= Thomas J. Fallon =

American lawyer

Thomas J. Fallon is a lawyer who works in the criminal litigation department of the Attorney General in Wisconsin, USA. He is also the state's first Child Abuse "Resource Prosecutor", a post recently created by former AG Brad Schimel. Fallon has authored books and presentations on prosecutor ethics, interrogations, sexually violent person proceedings and child abuse. He has written a guide on how to prepare children as prosecution witnesses in court. He has also written "The Basic Do's and Dont's of Interviewing"; "The Miranda Primer-Revised, a training manual for prosecutors and law enforcement officers on Wisconsin Interrogation Law"; and the "Safe Schools Legal Resource Manual". He was a national advisor on shaken baby syndrome.

Fallon began his career in the Kenosha County child support agency and District Attorney's office. He became an assistant DA with the Wisconsin Department of Justice, specializing in sex crimes. He then moved to the Dane County DA' s office.
In 2016, Fallon returned to the state DoJ.

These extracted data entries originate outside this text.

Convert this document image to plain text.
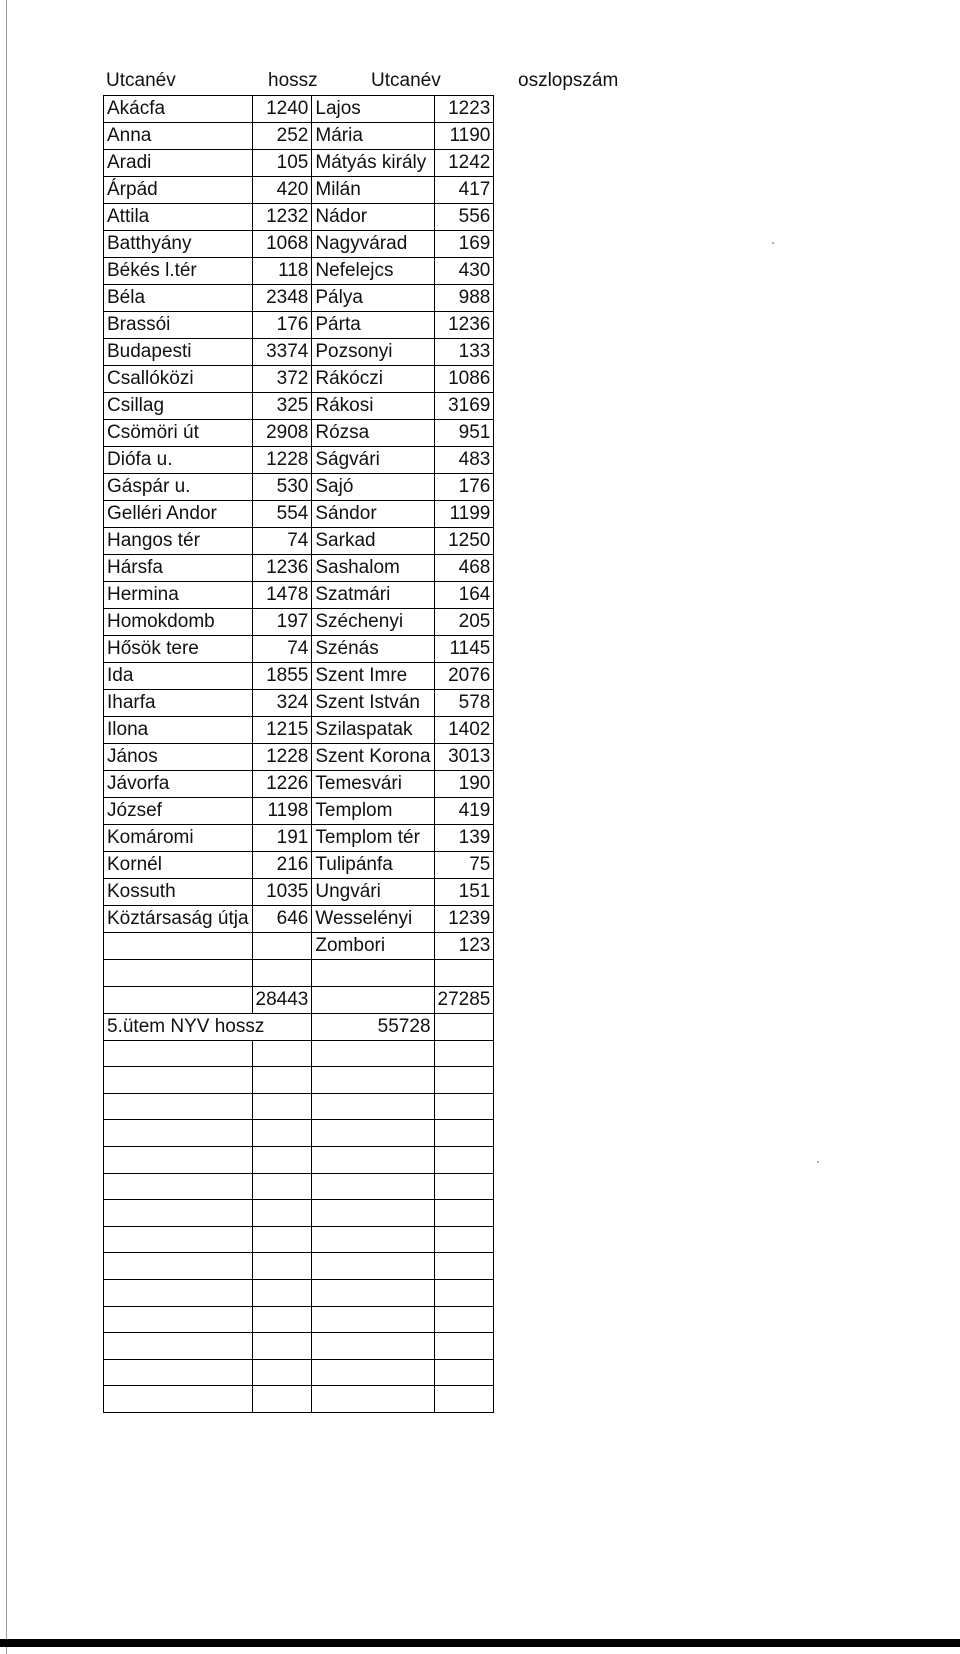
Utcanév	hossz	Utcanév	oszlopszám
Akácfa	1240	Lajos	1223
Anna	252	Mária	1190
Aradi	105	Mátyás király	1242
Árpád	420	Milán	417
Attila	1232	Nádor	556
Batthyány	1068	Nagyvárad	169
Békés l.tér	118	Nefelejcs	430
Béla	2348	Pálya	988
Brassói	176	Párta	1236
Budapesti	3374	Pozsonyi	133
Csallóközi	372	Rákóczi	1086
Csillag	325	Rákosi	3169
Csömöri út	2908	Rózsa	951
Diófa u.	1228	Ságvári	483
Gáspár u.	530	Sajó	176
Gelléri Andor	554	Sándor	1199
Hangos tér	74	Sarkad	1250
Hársfa	1236	Sashalom	468
Hermina	1478	Szatmári	164
Homokdomb	197	Széchenyi	205
Hősök tere	74	Szénás	1145
Ida	1855	Szent Imre	2076
Iharfa	324	Szent István	578
Ilona	1215	Szilaspatak	1402
János	1228	Szent Korona	3013
Jávorfa	1226	Temesvári	190
József	1198	Templom	419
Komáromi	191	Templom tér	139
Kornél	216	Tulipánfa	75
Kossuth	1035	Ungvári	151
Köztársaság útja	646	Wesselényi	1239
		Zombori	123

	28443		27285
5.ütem NYV hossz		55728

In 2007, Fallon was a special prosecutor alongside Ken Kratz in the trials of Steven Avery and schoolboy Brendan Dassey, which were made internationally known by the Netflix series Making a Murderer in 2015. Fallon was the lead prosecutor at Dassey's trial, telling the jury in closing that innocent people don't confess. Fallon conducted the examination of the forensic anthropologist Leslie Eisenberg and, at Avery's trial, Scott Fairgrieve. Fallon has been a frequent name in Avery's subsequent legal appeals, especially concerning burned bone fragments. Fallon previously worked on the report which cleared the state of criminal wrongdoing in Avery's prior wrongful conviction for a violent rape.

In 2014, Fallon was one of two prosecutors accused by a coroner, Dr Michael Stier, of having pressured him into withholding his expert opinion in 2007 that a skull irregularity was not from a fracture. The accused, state-registered day care provider Jennifer Hancock, was found guilty and served 13 years.